“The home was a little bit derelict and very possibly was going to get torn down, because it’s in a nice area of St. Louis, where the lots are worth a lot,” says listing agent Ted Wight.
An architect named Ray Simon and his partner rescued the home on Graybridge Road when they bought it in 2007.
“They had the vision to redo it, were respectful to the architecture, and maintained its integrity,” says Wight.
Simon added a three-car garage and enlarged the kitchen. After the renovation was complete, the owners successfully petitioned to have the home listed as the Harry Hammerman House on the National Register of Historic Places.
Hammerman was an architectural engineer who designed and built the home for himself and his family on almost three-quarters of an acre.
“It’s nice, you definitely have neighbors, but it’s a really nice and deep lot, so you don’t feel like you’re right on top of another house,” Wight says.
Since the initial remodel in 2007, two other sets of owners have lived in the home, and each added their own touches, including walnut floors.
“These houses are not a museum, and sometimes you have to make a few little tweaks. And by making these tweaks, you really are preserving the house, by making it more marketable and livable,” Wight explains.
The home has four bedrooms, but removing a temporary wall could bring it back to the original three. There are also three bathrooms in the 2,633 square feet of living space.
Wood is a prominent element throughout the home.
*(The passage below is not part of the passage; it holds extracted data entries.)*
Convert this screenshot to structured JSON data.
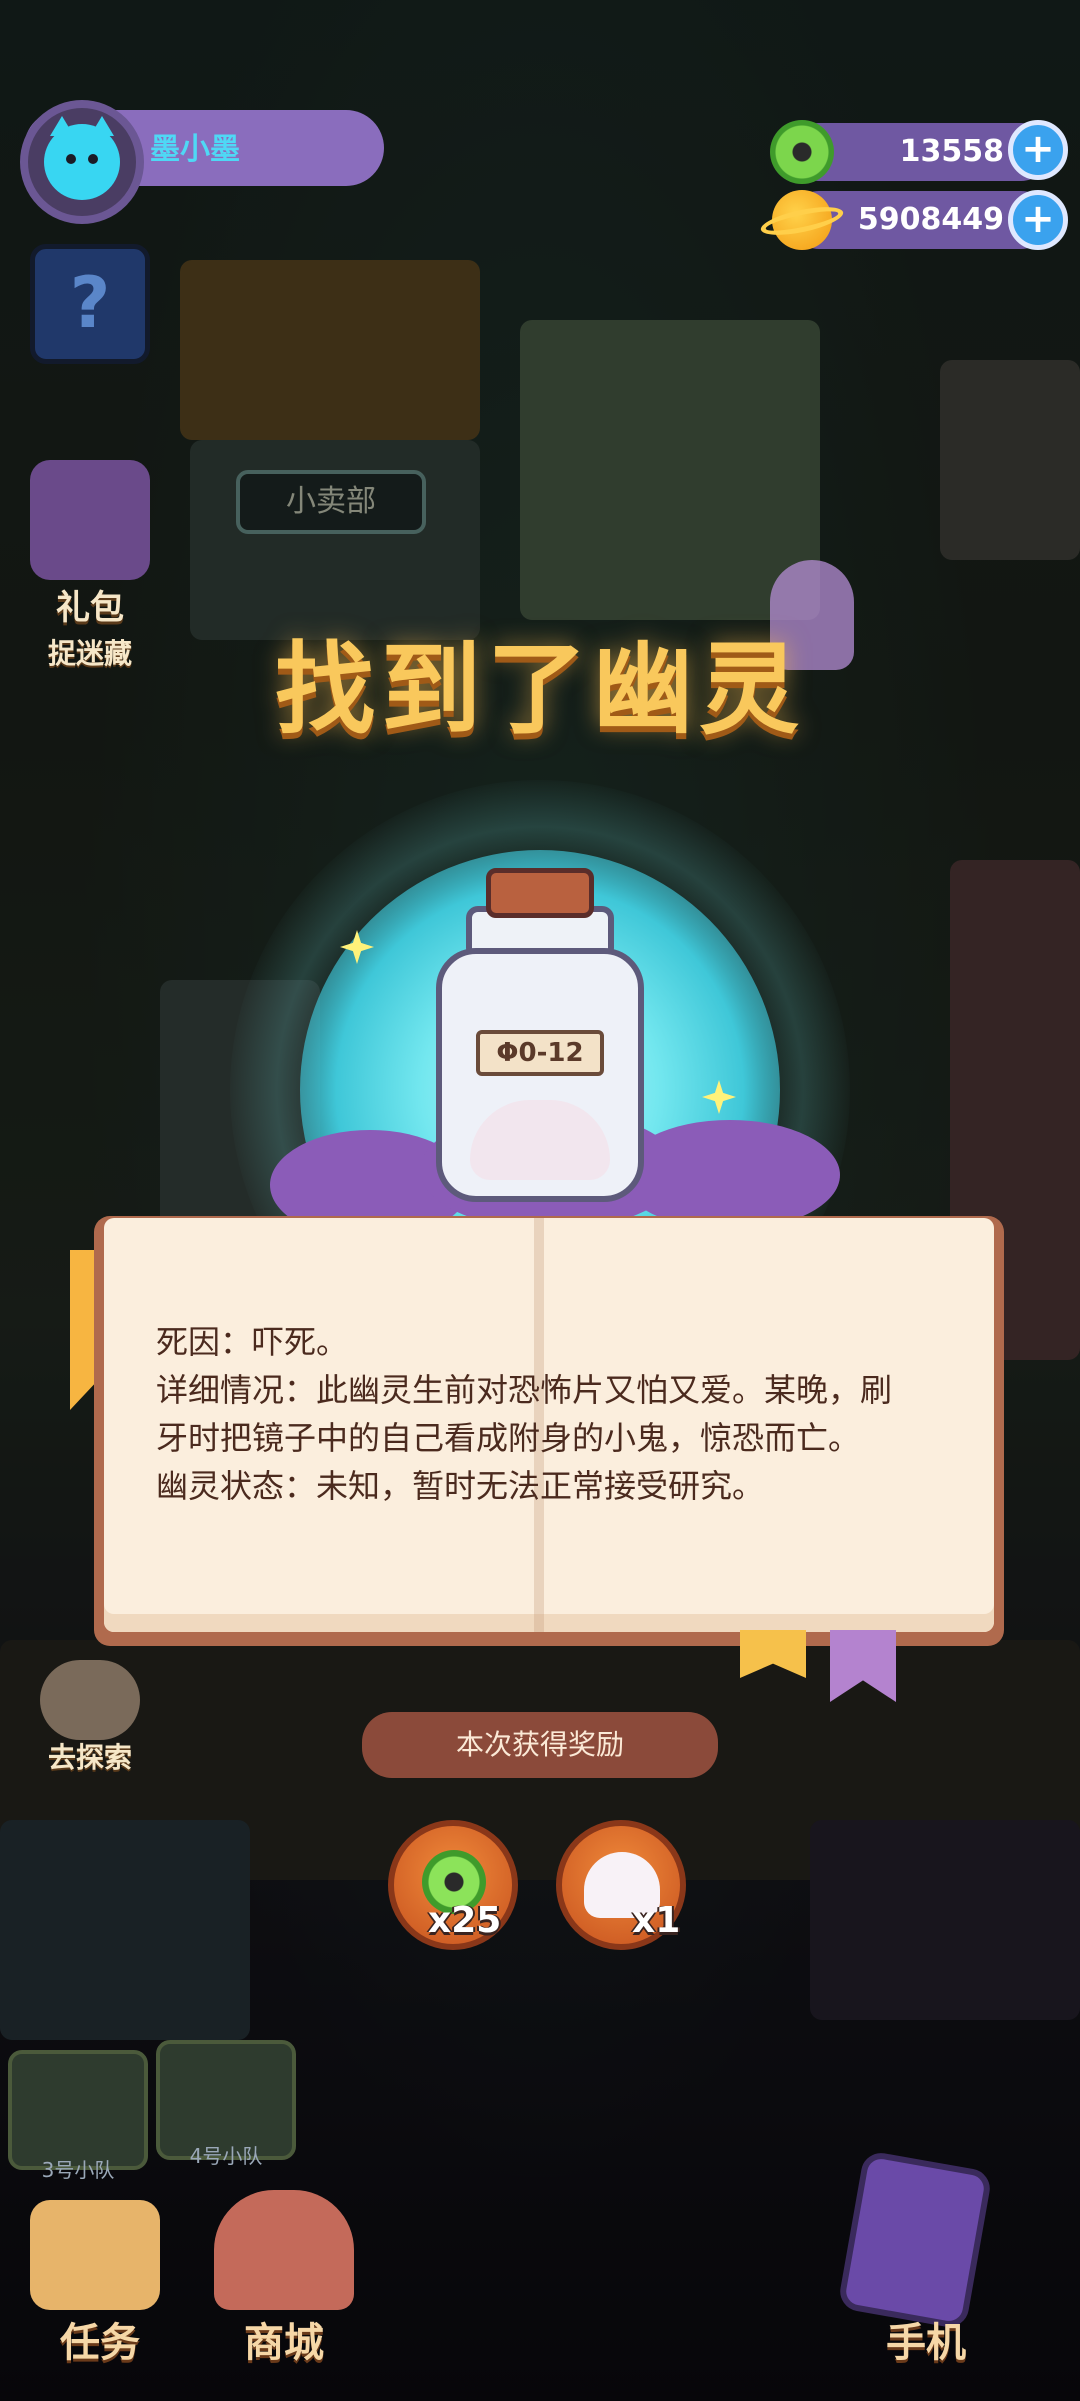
{
  "player": {
    "name": "墨小墨"
  },
  "currencies": {
    "donuts": "13558",
    "coins": "5908449"
  },
  "left_menu": {
    "gift_label_1": "礼包",
    "gift_label_2": "捉迷藏",
    "explore_label": "去探索"
  },
  "popup": {
    "title": "找到了幽灵",
    "jar_label": "Φ0-12",
    "description_lines": [
      "死因：吓死。",
      "详细情况：此幽灵生前对恐怖片又怕又爱。某晚，刷",
      "牙时把镜子中的自己看成附身的小鬼，惊恐而亡。",
      "幽灵状态：未知，暂时无法正常接受研究。"
    ],
    "reward_title": "本次获得奖励",
    "rewards": [
      {
        "icon": "donut-icon",
        "count": "x25"
      },
      {
        "icon": "ghost-icon",
        "count": "x1"
      }
    ]
  },
  "scene": {
    "shop_sign": "小卖部",
    "team_3": "3号小队",
    "team_4": "4号小队"
  },
  "bottom_nav": {
    "task": "任务",
    "shop": "商城",
    "phone": "手机"
  },
  "colors": {
    "title": "#f9c85c",
    "book_text": "#4b2a1e",
    "accent_blue": "#3aa2ee",
    "purple_bar": "#6f58a2"
  }
}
“You’ve got beautiful wood-beamed ceilings, [and] there is some wood paneling, especially in the hallway and in parts of the main living room,” Wight says, adding that there is very little drywall in the home.
Another classic midcentury touch are the floor-to-ceiling windows.
“When you walk in the house, you’ve got beautiful windows that look out the front and are really enormous,” Wight said.
“You’ve got this beautiful view, and the windows look out on to the front yard, which is graced by a beautiful magnolia that turns pink in the spring. It just lets the whole place stream in with light, so even though there’s a lot of wood elements to the house, it really doesn’t feel dark.”
Wight explains that the present owners, who have three children, love the home, but that their family’s changing needs are prompting them to sell.
“The current people really appreciate the architecture and realize that they have an opportunity to live in a gem,” Wight says. He points out that the property could also work well for a different demographic.
“It could be great for a single woman or a single man, you know, that’s just looking for a great pad,” he says.
Another option would be empty nesters, he notes. “For a million dollars, they could get a condo with condo fees and a doorman, and all the other things that annoy people about condo living. And here, they could have their own property for a million dollars on a nice big three-quarter-acre lot that’s private.”